Para legitimar su cuestionada Presidencia, Calderón metió al Ejército en medio de esa sanguinaria guerra intestina, con resultados desastrosos, en gran parte porque su gobierno decidió tomar partido a favor de uno de los grupos en contienda: el secretario de Seguridad Pública hoy reside en una prisión de Estados Unidos.
López Obrador, anclado en los setenta, sueña con volver a concretar la pax narca. Que los narcos trasladen droga a Estados Unidos lo tiene sin cuidado, a él lo que le interesa es disminuir el número de muertos, sin resultados alentadores hasta la fecha. El presidente afirma tener en esto la conciencia limpia: él no recibe dinero. Pero la corrupción no sólo opera con dinero. El narco puede devolver favores a cambio de poder. Por ejemplo, en elecciones competidas puede secuestrar a los operadores políticos de los partidos opositores (como de hecho lo hizo en las elecciones intermedias en Colima, Nayarit, Sinaloa, Sonora y Michoacán.)
A cambio de este tipo de intercambios de poder, ¿qué favores les hace el gobierno a los grupos de narcotraficantes? En primer lugar, dejó de perseguir a las cabezas de los grupos criminales, llegando al extremo de soltar a quien aprehendió por error (como es el caso de Ovidio Guzmán); los decomisos de drogas disminuyeron sensiblemente; se les permite transitar sin problema a la vista de todo el mundo; suspendió o entorpeció hasta donde pudo las acciones de la DEA. Contrariamente a lo que hace con intelectuales y científicos, jamás ha tenido una palabra de condena contra los narcotraficantes.
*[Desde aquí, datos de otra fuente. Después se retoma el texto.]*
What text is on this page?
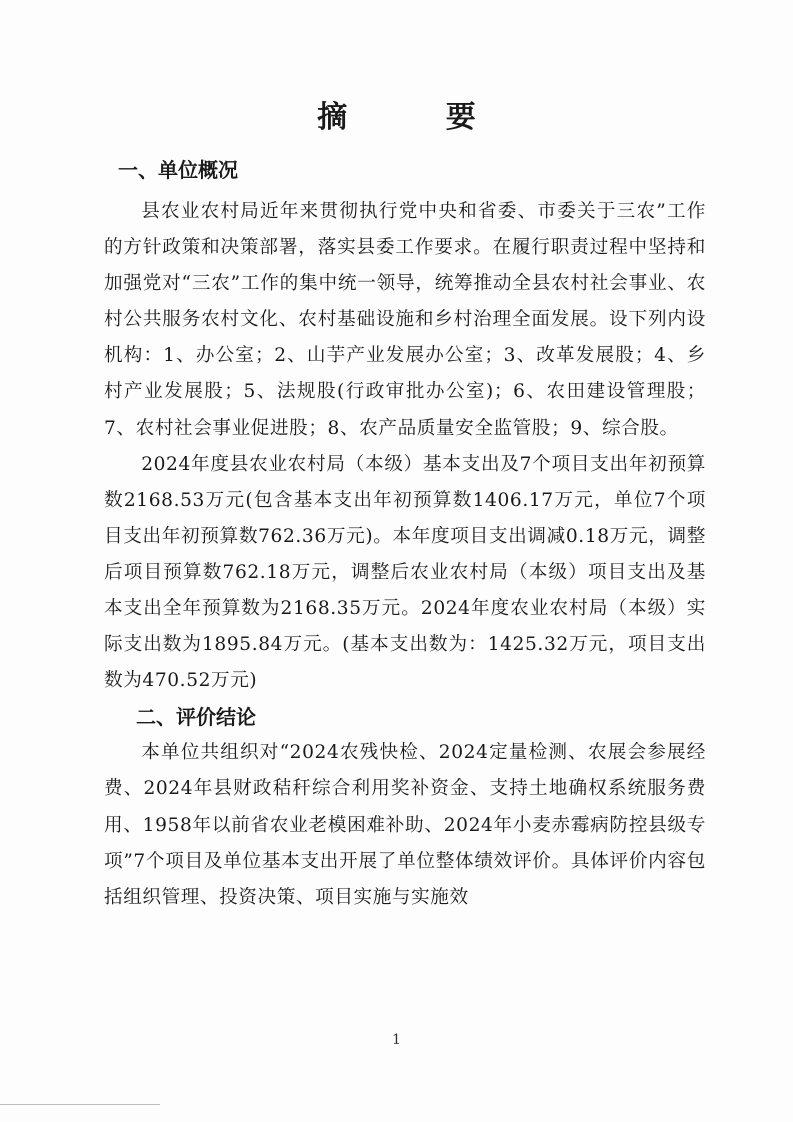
摘 要
一、单位概况

县农业农村局近年来贯彻执行党中央和省委、市委关于三农”工作的方针政策和决策部署，落实县委工作要求。在履行职责过程中坚持和加强党对“三农”工作的集中统一领导，统筹推动全县农村社会事业、农村公共服务农村文化、农村基础设施和乡村治理全面发展。设下列内设机构：1、办公室；2、山芋产业发展办公室；3、改革发展股；4、乡村产业发展股；5、法规股(行政审批办公室)；6、农田建设管理股；7、农村社会事业促进股；8、农产品质量安全监管股；9、综合股。

2024年度县农业农村局（本级）基本支出及7个项目支出年初预算数2168.53万元(包含基本支出年初预算数1406.17万元，单位7个项目支出年初预算数762.36万元)。本年度项目支出调减0.18万元，调整后项目预算数762.18万元，调整后农业农村局（本级）项目支出及基本支出全年预算数为2168.35万元。2024年度农业农村局（本级）实际支出数为1895.84万元。(基本支出数为：1425.32万元，项目支出数为470.52万元)

二、评价结论

本单位共组织对“2024农残快检、2024定量检测、农展会参展经费、2024年县财政秸秆综合利用奖补资金、支持土地确权系统服务费用、1958年以前省农业老模困难补助、2024年小麦赤霉病防控县级专项”7个项目及单位基本支出开展了单位整体绩效评价。具体评价内容包括组织管理、投资决策、项目实施与实施效

1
Al contrario, los ha felicitado por “portarse bien”, pide que sean sus mamás las que los llamen al orden, ha puesto mil trabas a la legalización de las drogas, ha mostrado mayor amabilidad hacia la madre de un narcotraficante que hacia la familia Le Barón.
Lamentablemente nos hemos convertido en un narcoestado cuyo fin es acrecentar el poder del presidente. No va a ser nada sencillo salir del pantano en el que estamos metidos.